Chaque été semble battre un nouveau record. Des températures qui dépassent les 35 °C pendant plusieurs jours, des prairies qui jaunissent dès le mois de juin, des restrictions d’eau de plus en plus fréquentes, et malheureusement, des incendies qui touchent désormais des régions jusqu’alors peu concernées.
Face à cette nouvelle réalité climatique, les propriétaires de chevaux s’interrogent : comment protéger durablement leurs animaux ?
Les solutions les plus courantes consistent à installer un abri, ajouter des points d’eau ou limiter les sorties aux heures les plus chaudes. Ces mesures sont indispensables, mais elles ne suffisent pas toujours. Il existe pourtant une solution naturelle, durable et souvent sous-estimée : l’arbre.
Bien plus qu’un simple fournisseur d’ombre, il agit comme un véritable régulateur du climat de la pâture.
Les chevaux souffrent eux aussi des fortes chaleurs
Contrairement aux idées reçues, les chevaux tolèrent mieux le froid que les fortes températures. Lorsque la chaleur devient excessive, ils adaptent naturellement leur comportement :
- ils recherchent les zones ombragées ;
- ils limitent leurs déplacements ;
- ils diminuent parfois leur temps de pâturage ;
- ils augmentent leur consommation d’eau.
Une exposition prolongée au soleil peut entraîner une fatigue importante, une baisse des performances, voire, dans les situations les plus graves, un coup de chaleur.
Les chevaux âgés, les poulains, les animaux en surpoids ou souffrant de certaines pathologies sont particulièrement sensibles.
Un arbre ne fait pas que de l'ombre
C’est probablement l’idée reçue la plus répandue. On pense souvent qu’un arbre agit comme un simple parasol géant. En réalité, son rôle est bien plus complexe.

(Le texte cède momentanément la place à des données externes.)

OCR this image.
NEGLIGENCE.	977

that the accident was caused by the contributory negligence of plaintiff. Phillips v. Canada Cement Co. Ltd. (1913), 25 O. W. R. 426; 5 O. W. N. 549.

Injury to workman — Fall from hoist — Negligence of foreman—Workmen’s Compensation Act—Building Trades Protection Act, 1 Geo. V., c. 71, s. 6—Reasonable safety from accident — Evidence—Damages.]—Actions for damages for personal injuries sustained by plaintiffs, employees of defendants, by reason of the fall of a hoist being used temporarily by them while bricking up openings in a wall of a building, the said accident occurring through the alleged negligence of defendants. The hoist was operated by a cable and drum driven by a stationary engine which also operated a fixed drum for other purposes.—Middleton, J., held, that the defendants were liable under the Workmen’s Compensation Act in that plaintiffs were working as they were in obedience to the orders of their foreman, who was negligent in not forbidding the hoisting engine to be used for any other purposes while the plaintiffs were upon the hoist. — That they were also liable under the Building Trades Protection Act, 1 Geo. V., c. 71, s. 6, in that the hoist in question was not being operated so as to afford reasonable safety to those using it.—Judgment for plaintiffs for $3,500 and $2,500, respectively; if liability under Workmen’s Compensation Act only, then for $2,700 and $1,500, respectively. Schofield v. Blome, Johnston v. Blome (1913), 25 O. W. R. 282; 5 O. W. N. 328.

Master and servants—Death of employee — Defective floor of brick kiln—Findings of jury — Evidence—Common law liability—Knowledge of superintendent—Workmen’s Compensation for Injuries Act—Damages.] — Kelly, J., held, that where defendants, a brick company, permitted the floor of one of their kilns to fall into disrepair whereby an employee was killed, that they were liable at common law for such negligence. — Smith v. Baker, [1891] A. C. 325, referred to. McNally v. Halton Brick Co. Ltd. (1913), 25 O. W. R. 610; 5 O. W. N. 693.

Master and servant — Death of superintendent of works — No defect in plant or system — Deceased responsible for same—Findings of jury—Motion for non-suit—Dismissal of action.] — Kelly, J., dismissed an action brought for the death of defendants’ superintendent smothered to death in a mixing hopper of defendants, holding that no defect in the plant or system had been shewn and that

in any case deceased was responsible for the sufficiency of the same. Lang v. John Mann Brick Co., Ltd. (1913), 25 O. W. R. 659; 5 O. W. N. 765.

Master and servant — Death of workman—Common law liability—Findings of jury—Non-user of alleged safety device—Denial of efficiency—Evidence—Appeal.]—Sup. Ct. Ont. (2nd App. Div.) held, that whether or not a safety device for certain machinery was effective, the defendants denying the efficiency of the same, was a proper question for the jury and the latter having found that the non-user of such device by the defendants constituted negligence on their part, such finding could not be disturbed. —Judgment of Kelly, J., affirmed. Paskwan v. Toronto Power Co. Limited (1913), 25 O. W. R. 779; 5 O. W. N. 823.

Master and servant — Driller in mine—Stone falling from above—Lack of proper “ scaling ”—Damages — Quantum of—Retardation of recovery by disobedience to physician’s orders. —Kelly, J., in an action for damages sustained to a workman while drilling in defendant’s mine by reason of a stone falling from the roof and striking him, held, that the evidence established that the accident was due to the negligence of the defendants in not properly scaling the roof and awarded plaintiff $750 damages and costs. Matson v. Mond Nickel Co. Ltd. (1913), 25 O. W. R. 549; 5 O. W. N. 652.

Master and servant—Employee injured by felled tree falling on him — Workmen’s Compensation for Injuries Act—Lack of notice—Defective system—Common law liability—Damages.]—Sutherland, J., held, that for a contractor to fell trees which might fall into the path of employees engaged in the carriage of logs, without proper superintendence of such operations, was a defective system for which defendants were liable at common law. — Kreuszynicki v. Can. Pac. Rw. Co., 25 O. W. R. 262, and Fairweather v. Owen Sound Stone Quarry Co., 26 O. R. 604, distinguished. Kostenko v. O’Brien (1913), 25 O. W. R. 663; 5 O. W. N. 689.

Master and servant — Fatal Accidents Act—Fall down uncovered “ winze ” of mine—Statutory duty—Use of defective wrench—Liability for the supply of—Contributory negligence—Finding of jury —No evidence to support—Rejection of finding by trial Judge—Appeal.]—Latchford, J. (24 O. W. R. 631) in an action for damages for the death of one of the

Grâce au phénomène d’évapotranspiration, l’arbre puise l’eau présente dans le sol puis en restitue une partie dans l’atmosphère sous forme de vapeur d’eau. Ce mécanisme contribue à rafraîchir naturellement l’air ambiant.
Sous un groupe d’arbres, la température ressentie est souvent nettement plus agréable que dans une prairie totalement exposée au soleil.
À cela s’ajoutent plusieurs effets bénéfiques :
- une diminution du rayonnement solaire direct ;
- un sol qui reste plus frais ;
- une évaporation de l’eau plus limitée ;
- un environnement moins soumis aux vents desséchants.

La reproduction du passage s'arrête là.